I would love to hear your thoughts.  Please add your comments below…..and thanks so much for following along……

Happy Decluttering!



About Kim

Kim Tremblay is a Master Organizer and a Clutter Coach. She has worked with individuals helping them clear the physical and emotional clutter from their lives since 2008. Kim founded and co-facilitated a Clearing Clutter Support Group which has helped hundreds of individuals to make positive changes in their lives. Kim is currently working virtually with clients helping them to clear the emotional and/or physical clutter from their lives. Kim is available to speak to your group about all things organizing.
This entry was posted in chronic disorganization, compulsive acquiring, De-Clutter Your Life, difficulty Discarding, hoarding, Hoarding Crisis, mental health, Organizing and tagged , , , . Bookmark the permalink.

7 Responses to The Connection between Mental Health and Chronic Disorganization

  1. Eloquently stated. Thank you. I found this interesting when I started my organizing business in the early 90s before all the research happened on the topic. I had several clients who where perfection oriented and would claim themselves OCD. They would have issues with completing spaces because they didn’t have the time to do it perfectly so they figured they didn’t need to do it at all. It is a hard life to live. Unfortunately, these people needed more help than I could give them so I needed to refer them to other more qualified professionals.

    • Kimberley says:

      Hi Sabrina,
      Yes, the perfectionism and control issues can be a real challenge for those who struggle with chronic disorganization. There are some great books on the subject if someone you know or are working with is dealing with these issues. CBT Cognitive Behaviour Therapy and DBT Dialectical Behavioural Therapy can be helpful. There really are no easy answers but I do believe that everyone can make progress.

  2. Seana Turner says:

    There is so much to learn about these conditions. I know I have seen OCPD play out, especially in the way it relates to perfectionism. I know some people who need to be the best at something. If they suspect they can’t reach that level, they won’t try. I am thankful that we are talking about these struggles. Knowledge is power and helps to erase the shame so many try to hide.

    • Kimberley says:

      I truly hope so Seana. I know there can be a lot of shame around all of these issues. I am sure it is helpful for those who are suffering to see that they are not alone. Thank you so much for your comments.

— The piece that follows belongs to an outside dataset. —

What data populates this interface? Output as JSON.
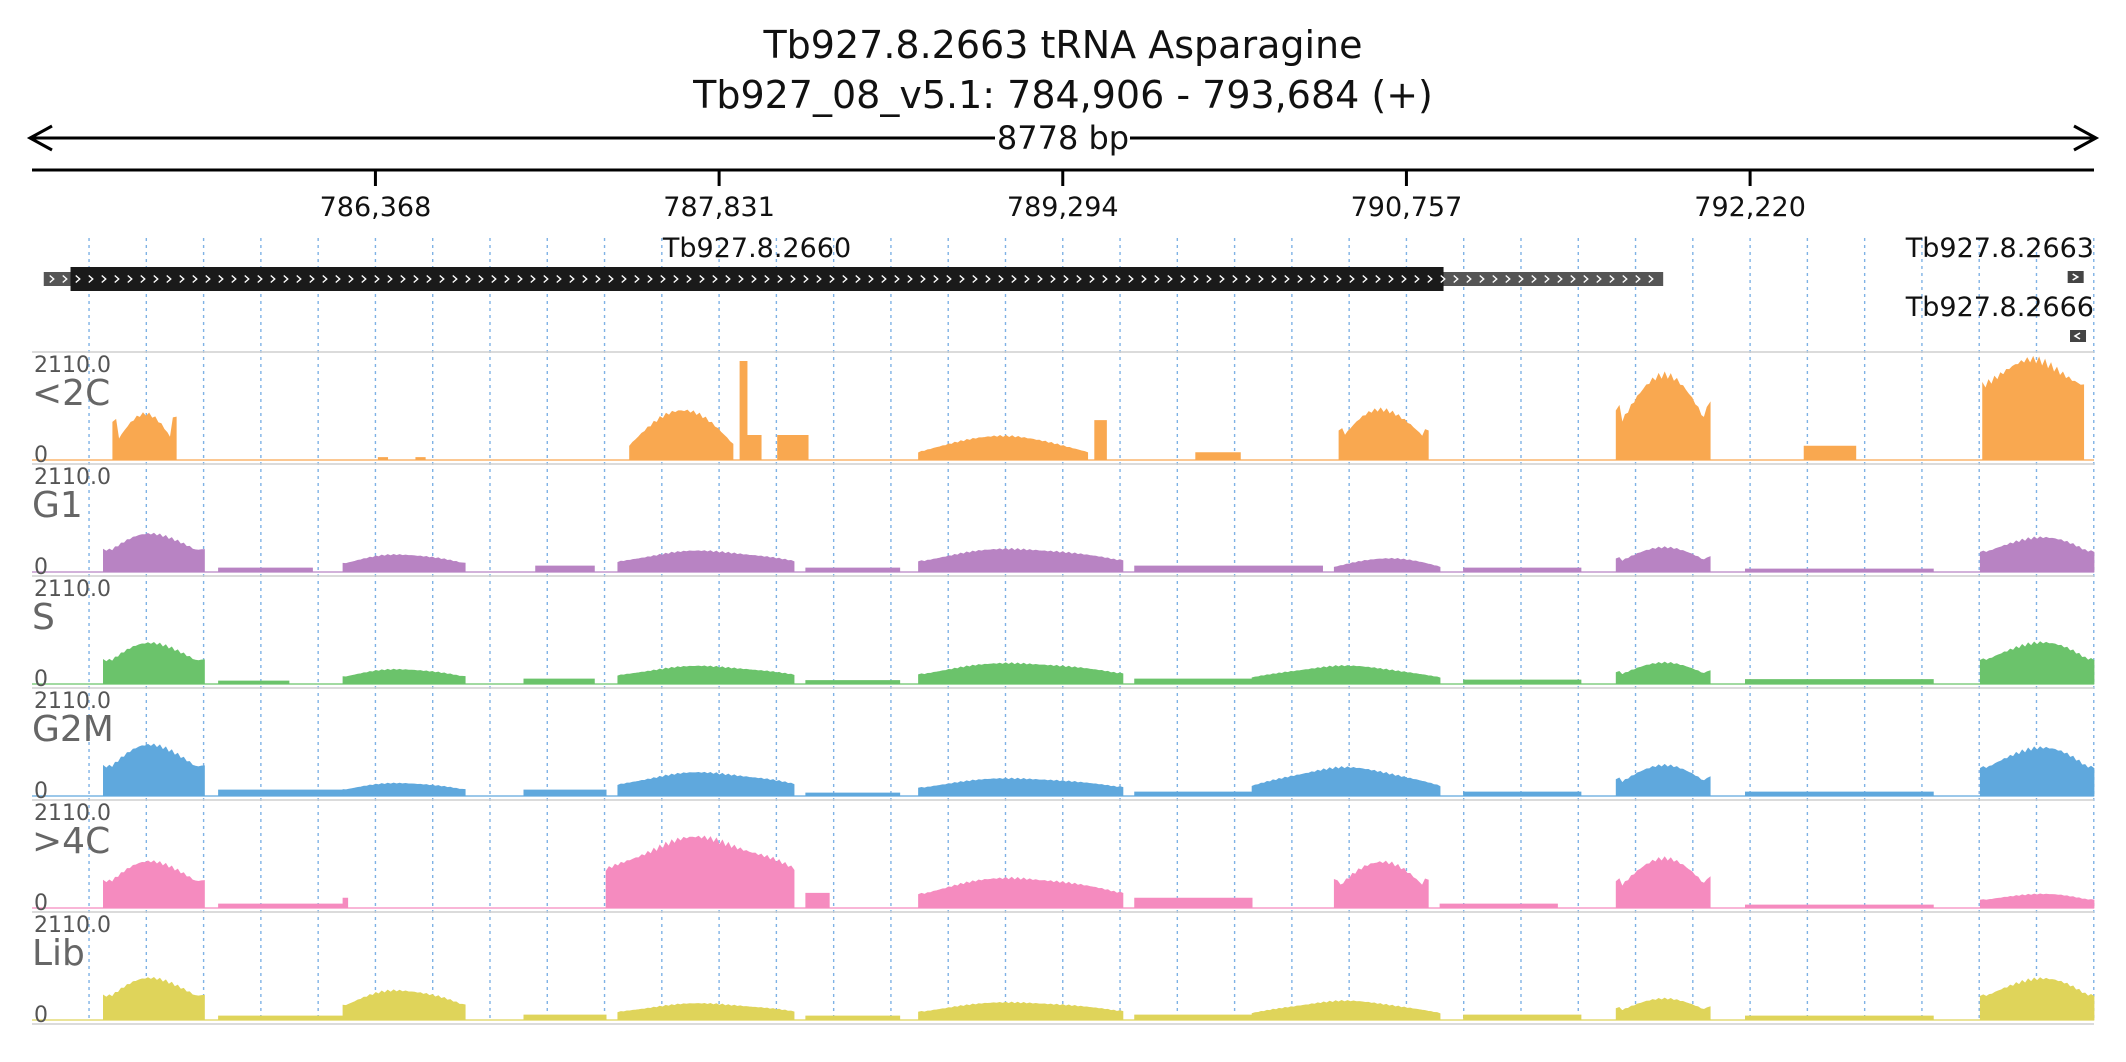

  3. What strikes me most here is if professional organizers are working with clients that are chronically disorganized and/or have mental health challenges, it’s essential that we have as much education as possible and that our clients have professional mental health support for their conditions. ICD (Institute for Challenging Disorganization) has a wealth of educational opportunities and is a fantastic resource for organizers and our clients.

    • Kimberley says:

      Yes, that is so true Linda. I just got hooked back up with ICD and am looking forward to learning more, meeting new people and taking some classes. Also, that is such a good point for people to know that there are some really great resources available for clients as well. A good resource to check out. Thanks Linda.

  4. Hashem ElAssad says:

    I posted a piece asking for a skill swap a I’m struggling with chronic disorganization
    I had multiple people comment that the description fits ADD. ADD seemed like an unlikely condition for me. I am actually diagnosed with OCD/OCPD so I think that might be the more relevant condition. I’m glad you connected them together.